Is it really impossible ?
For some time now we are told that RV6xx is missing hardware capabilities to support OpenCL. But is it really true ?
If you want full OpenCL unfortunatelly it's true. But not every program needs full OpenCL. Usually only small subset of the language is required ( like for matrix multiplication, vector addition , etc ).
So lets consider if RV6xx can support some part of OpenCL.
RV6xx doesn't have compute shaders. It means that we can't give any NDRange ( work items index space ). Our NDRange is defined by output buffer size.
1. So we have first restriction here - NDRange == dimension & size of output buffer. This is usually the case when we do classical stream computing ( convert one stream into another - as in brook ).
2. Second limitation is that we can't request any local work group size - the driver makes decision here.
3. Reads from memory must use texture unit. We can't write to read buffers ( it implies that kernel must have const pointers to read buffers ).
4. Writes to output buffer must follow pattern
out[gloval_id(0)] = value; ( for 1D )
out[global_id(1)*out_width + global_id(0)] = value; ( for 2D )
5. We can't use local memory ( missing on RV6xx ).
So on device side we have kernels which are restricted to the form:
void kernel( const global floatx* input1 [, const global floatx* inputx], global floatx* output1 [, global floatx* outputx], floatx,intx variables ( not pointers ) )
{
// can't use local_id, local_size
// only global_id, global size available
... computations and memory read buffer access here ...

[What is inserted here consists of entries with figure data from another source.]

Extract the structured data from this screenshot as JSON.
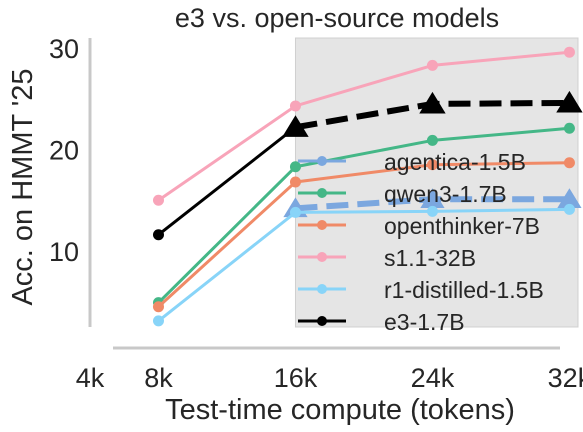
{
  "chart_data": {
    "type": "line",
    "title": "e3 vs. open-source models",
    "xlabel": "Test-time compute (tokens)",
    "ylabel": "Acc. on HMMT '25",
    "x_ticks": [
      {
        "value": 4,
        "label": "4k"
      },
      {
        "value": 8,
        "label": "8k"
      },
      {
        "value": 16,
        "label": "16k"
      },
      {
        "value": 24,
        "label": "24k"
      },
      {
        "value": 32,
        "label": "32k"
      }
    ],
    "y_ticks": [
      10,
      20,
      30
    ],
    "xlim": [
      4,
      32.5
    ],
    "ylim": [
      2.5,
      31
    ],
    "shaded_region": {
      "x_from": 16,
      "x_to": 32.5,
      "color": "#e5e5e5"
    },
    "legend_placement": "lower-right",
    "series": [
      {
        "name": "agentica-1.5B",
        "color": "#7ba7df",
        "x": [
          16,
          24,
          32
        ],
        "y": [
          14.2,
          15.1,
          15.1
        ],
        "style": "dashed",
        "marker": "triangle"
      },
      {
        "name": "qwen3-1.7B",
        "color": "#44b787",
        "x": [
          8,
          16,
          24,
          32
        ],
        "y": [
          4.9,
          18.3,
          20.9,
          22.1
        ],
        "style": "solid",
        "marker": "circle"
      },
      {
        "name": "openthinker-7B",
        "color": "#f08a67",
        "x": [
          8,
          16,
          24,
          32
        ],
        "y": [
          4.5,
          16.8,
          18.5,
          18.7
        ],
        "style": "solid",
        "marker": "circle"
      },
      {
        "name": "s1.1-32B",
        "color": "#f8a4b9",
        "x": [
          8,
          16,
          24,
          32
        ],
        "y": [
          15.0,
          24.3,
          28.3,
          29.6
        ],
        "style": "solid",
        "marker": "circle"
      },
      {
        "name": "r1-distilled-1.5B",
        "color": "#88d4f8",
        "x": [
          8,
          16,
          24,
          32
        ],
        "y": [
          3.1,
          13.8,
          13.9,
          14.1
        ],
        "style": "solid",
        "marker": "circle"
      },
      {
        "name": "e3-1.7B",
        "color": "#000000",
        "x": [
          8,
          16,
          24,
          32
        ],
        "y": [
          11.6,
          22.2,
          24.5,
          24.6
        ],
        "style": "solid-then-dashed",
        "marker": "circle-then-triangle",
        "dashed_from": 16
      }
    ]
  }
}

output1[ global_id(1)*output_width + global_id(0)] = value; // 2D case
// up to 8 outputs
}
such a kernel can be compilled into pixel shader. Kernels not matching this pattern should give compilation error on RV6xx.
On the host side we have limitation that NDRange given to kernel invocation must be as the same as output buffer size. ( there is some technical problem of opencl buffer not having 2D size, but it can be easilly solved by small extension to cal ).
So as we see some part of OpenCL can be supported on RV6xx. Now you can decide for yourself whether this model is sufficient for your work or not.
Personally i think that AMD/ATI should implement this. It is logical extension of Brook framework ( connecting old with new ). Also it would be nice gesture from AMD/ATI towards people with older cards.